Tecnologias assistivas garantem acessibilidade de cegos às redes sociais

Descrição de Imagem: Viviane aparece à beira mar, de óculos escuros e cabelos castanhos, ao fundo se vê pequenos barcos no mar. Texto: Viviane Garcia, cega há 20 anos e usuária de smartphone diz: Nas redes sociais, se eu não contar que perdi a visão, ninguém percebe.

Publicado em: 03/10/2016


Indispensáveis nas tarefas de facilitar a vida de todos, os smartphones e os tablets são fundamentais quando seus usuários são cegos ou deficientes visuais. Através de dispositivos como leitores de tela, que descrevem por voz tudo o que aparece no visor do computador, do tablete e smartphone, os aplicativos possibilitam a interação social desses usuários.  “Eu me entreguei ao iPhone e foi a melhor coisa que fiz”, conta Viviane Garcia, 37 anos, que ficou cega aos 18 e trabalha como assistente administrativa na Federação dos Comerciários – Fecomerciários.

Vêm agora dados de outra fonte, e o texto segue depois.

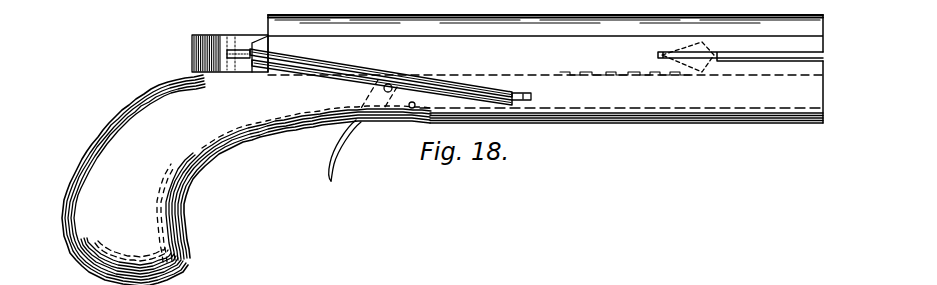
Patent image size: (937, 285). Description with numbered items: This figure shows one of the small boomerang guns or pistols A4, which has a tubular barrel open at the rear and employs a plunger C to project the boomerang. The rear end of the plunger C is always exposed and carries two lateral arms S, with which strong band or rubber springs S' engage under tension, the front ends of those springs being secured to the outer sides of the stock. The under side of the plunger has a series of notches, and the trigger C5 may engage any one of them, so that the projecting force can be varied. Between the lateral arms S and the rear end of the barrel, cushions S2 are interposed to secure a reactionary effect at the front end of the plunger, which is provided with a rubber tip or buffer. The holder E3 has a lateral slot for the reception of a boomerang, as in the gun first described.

The gun or pistol A4 is at (448, 74).
The plunger C is at (230, 45).
The lateral arms S is at (238, 61).
The band or rubber springs S' is at (390, 73).
The cushions S2 is at (258, 67).
The holder E3 is at (750, 58).
The trigger C5 is at (345, 150).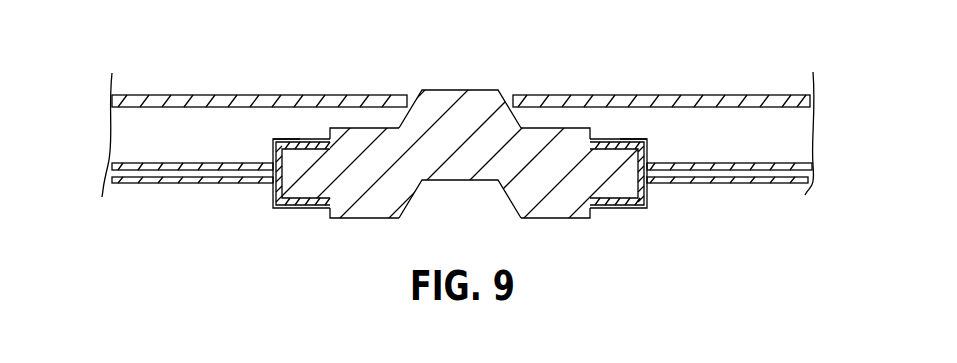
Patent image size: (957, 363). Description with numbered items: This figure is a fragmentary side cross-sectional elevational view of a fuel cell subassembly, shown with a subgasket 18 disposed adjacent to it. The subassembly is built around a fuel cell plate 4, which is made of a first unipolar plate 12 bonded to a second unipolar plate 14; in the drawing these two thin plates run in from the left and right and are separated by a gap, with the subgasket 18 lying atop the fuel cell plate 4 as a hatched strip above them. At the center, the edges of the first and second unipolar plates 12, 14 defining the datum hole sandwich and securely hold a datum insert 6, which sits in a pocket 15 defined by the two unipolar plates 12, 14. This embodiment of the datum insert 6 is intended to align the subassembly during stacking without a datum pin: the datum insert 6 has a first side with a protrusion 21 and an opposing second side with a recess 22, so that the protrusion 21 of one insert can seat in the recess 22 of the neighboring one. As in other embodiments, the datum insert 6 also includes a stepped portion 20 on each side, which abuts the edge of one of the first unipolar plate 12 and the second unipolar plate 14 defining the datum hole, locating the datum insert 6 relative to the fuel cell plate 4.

The fuel cell plate 4 is at (96, 159).
The datum insert 6 is at (479, 158).
The first unipolar plate 12 is at (157, 163).
The second unipolar plate 14 is at (200, 184).
The pocket 15 is at (280, 135).
The subgasket 18 is at (208, 95).
The stepped portion 20 is at (320, 142).
The protrusion 21 is at (457, 90).
The recess 22 is at (458, 182).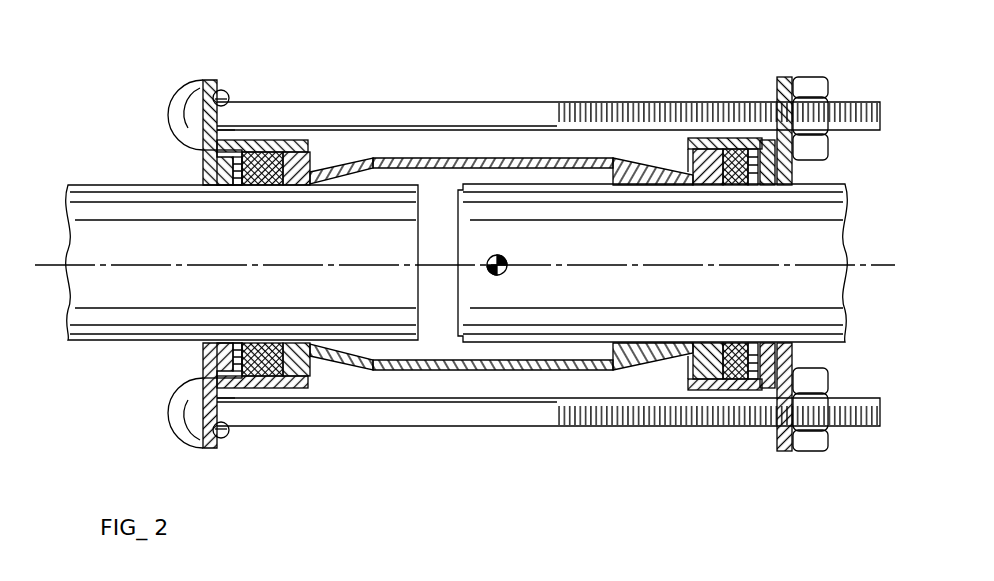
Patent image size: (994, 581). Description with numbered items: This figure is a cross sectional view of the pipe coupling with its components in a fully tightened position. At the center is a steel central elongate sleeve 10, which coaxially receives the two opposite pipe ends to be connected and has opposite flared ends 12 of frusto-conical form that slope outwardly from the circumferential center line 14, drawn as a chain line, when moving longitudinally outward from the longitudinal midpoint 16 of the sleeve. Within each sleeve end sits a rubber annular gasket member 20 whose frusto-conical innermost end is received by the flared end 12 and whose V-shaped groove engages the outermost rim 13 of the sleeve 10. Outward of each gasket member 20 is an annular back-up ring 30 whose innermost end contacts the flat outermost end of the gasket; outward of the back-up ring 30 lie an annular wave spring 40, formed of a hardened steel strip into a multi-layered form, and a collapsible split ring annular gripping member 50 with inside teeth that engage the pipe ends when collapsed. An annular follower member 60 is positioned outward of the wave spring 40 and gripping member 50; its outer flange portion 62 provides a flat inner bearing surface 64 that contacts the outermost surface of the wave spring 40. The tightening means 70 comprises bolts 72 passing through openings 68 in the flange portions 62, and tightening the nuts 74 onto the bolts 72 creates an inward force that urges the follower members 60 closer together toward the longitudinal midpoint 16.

The central elongate sleeve 10 is at (522, 156).
The flared end 12 is at (318, 170).
The outermost rim 13 is at (302, 163).
The circumferential center line 14 is at (197, 267).
The longitudinal midpoint 16 is at (500, 256).
The annular gasket member 20 is at (290, 186).
The annular back-up ring 30 is at (250, 186).
The annular wave spring 40 is at (760, 100).
The collapsible split ring annular gripping member 50 is at (775, 186).
The annular follower member 60 is at (207, 72).
The outer flange portion 62 is at (200, 170).
The inner bearing surface 64 is at (250, 150).
The opening 68 is at (232, 92).
The tightening means 70 is at (392, 100).
The bolt 72 is at (322, 105).
The nut 74 is at (806, 78).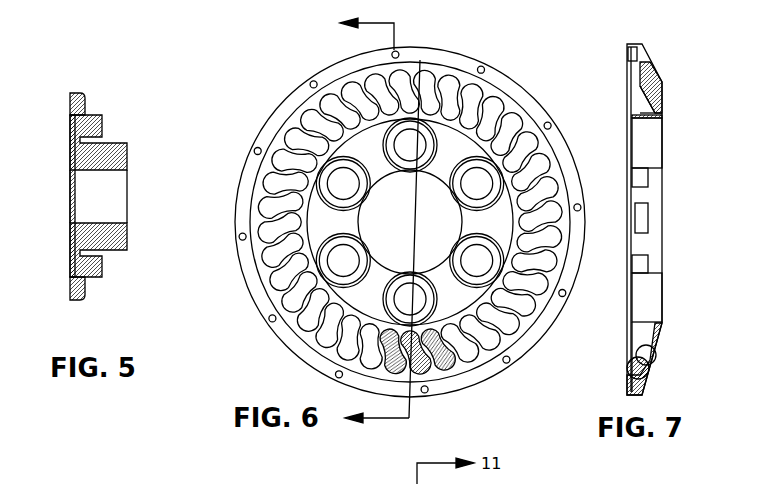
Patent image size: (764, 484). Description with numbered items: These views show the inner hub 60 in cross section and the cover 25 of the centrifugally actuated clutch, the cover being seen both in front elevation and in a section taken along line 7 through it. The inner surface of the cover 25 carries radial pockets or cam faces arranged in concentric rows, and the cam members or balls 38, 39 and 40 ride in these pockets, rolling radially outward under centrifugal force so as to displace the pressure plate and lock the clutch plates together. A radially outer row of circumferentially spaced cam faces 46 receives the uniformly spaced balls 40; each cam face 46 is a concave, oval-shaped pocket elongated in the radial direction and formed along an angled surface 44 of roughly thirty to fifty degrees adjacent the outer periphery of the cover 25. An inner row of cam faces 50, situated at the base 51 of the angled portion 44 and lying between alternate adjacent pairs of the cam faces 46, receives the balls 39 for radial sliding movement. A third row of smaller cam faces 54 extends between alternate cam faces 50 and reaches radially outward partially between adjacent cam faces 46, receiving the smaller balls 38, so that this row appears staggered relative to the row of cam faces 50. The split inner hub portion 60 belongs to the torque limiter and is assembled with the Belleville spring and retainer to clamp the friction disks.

In FIG. 6, the section line 7— 7 is at (373, 222).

Viviane teve visão normal até os 7 anos, quando sofreu uma infecção chamada síndrome de Stevens-Johnson (SSJ),  que deixou como sequela a oclusão da válvula lacrimal. Essa condição comprometeu severamente a visão até que, aos 18 anos ela se tornou cega. Aprendeu a ler e escrever em braile, mas prefere utilizar outras técnicas. “Acho um método maravilhoso, mas não me adaptei”, explica.

Formada em Letras e pós-graduada em Comunicação e Marketing, Viviane Garcia teve seu primeiro celular adaptado em 2008, com o sistema Talks. Mas foi há dois anos e meio, ao migrar para o smartphone, que ela se sentiu plenamente adaptada com o Voice Over, um recurso de acessibilidade para a deficiência visual que basta ser ativado no iPhone.

“Ele lê 90% do WhatsApp, Facebook, aplicativo de banco, Netflix, OLX, dicionários etc. Vou varrendo a tela, ouvindo os símbolos e navegando. Tudo o que passa por ali, ele fala”.

Mas o começo foi difícil. “Quando peguei o smartphone pela primeira vez achei que tinha jogado dinheiro fora. Parecia impossível entender. Fui mexendo um pouco a cada dia e depois de duas semanas já não conseguia viver sem ele. Hoje navego pelas redes sociais e, se eu não contar que sou cega, ninguém fica sabendo”, relata.

No computador, a opção de Viviane Garcia é pelo sistema JAWS (acrônimo para Job Access With Speech ou trabalhos acessados por fala, em tradução livre). Outro aplicativo de fácil utilização, porém com poucos recursos, é o NVDA. Gratuito, é facilmente baixado através do site Baixaki, e fala o texto selecionado pelo usuário.

Viviane Garcia mora na zona Leste da capital paulista e trabalha na zona Oeste. Usa metrô todos os dias e quando a estação e os trens estão lotados ela é literalmente “carregada”. Mas não se amedronta. Aliás, seu trabalho na Fecomerciários é justamente sensibilizar o comércio a contratar pessoas com deficiência. “Fazemos eventos por todo o Estado a fim de conscientizar especialmente os pequenos negócios e os comerciantes das cidades do interior de que cumprir a Lei de Cotas não deve ser uma obrigação e sim a prática de um direito universal de todo cidadão: o acesso ao trabalho”.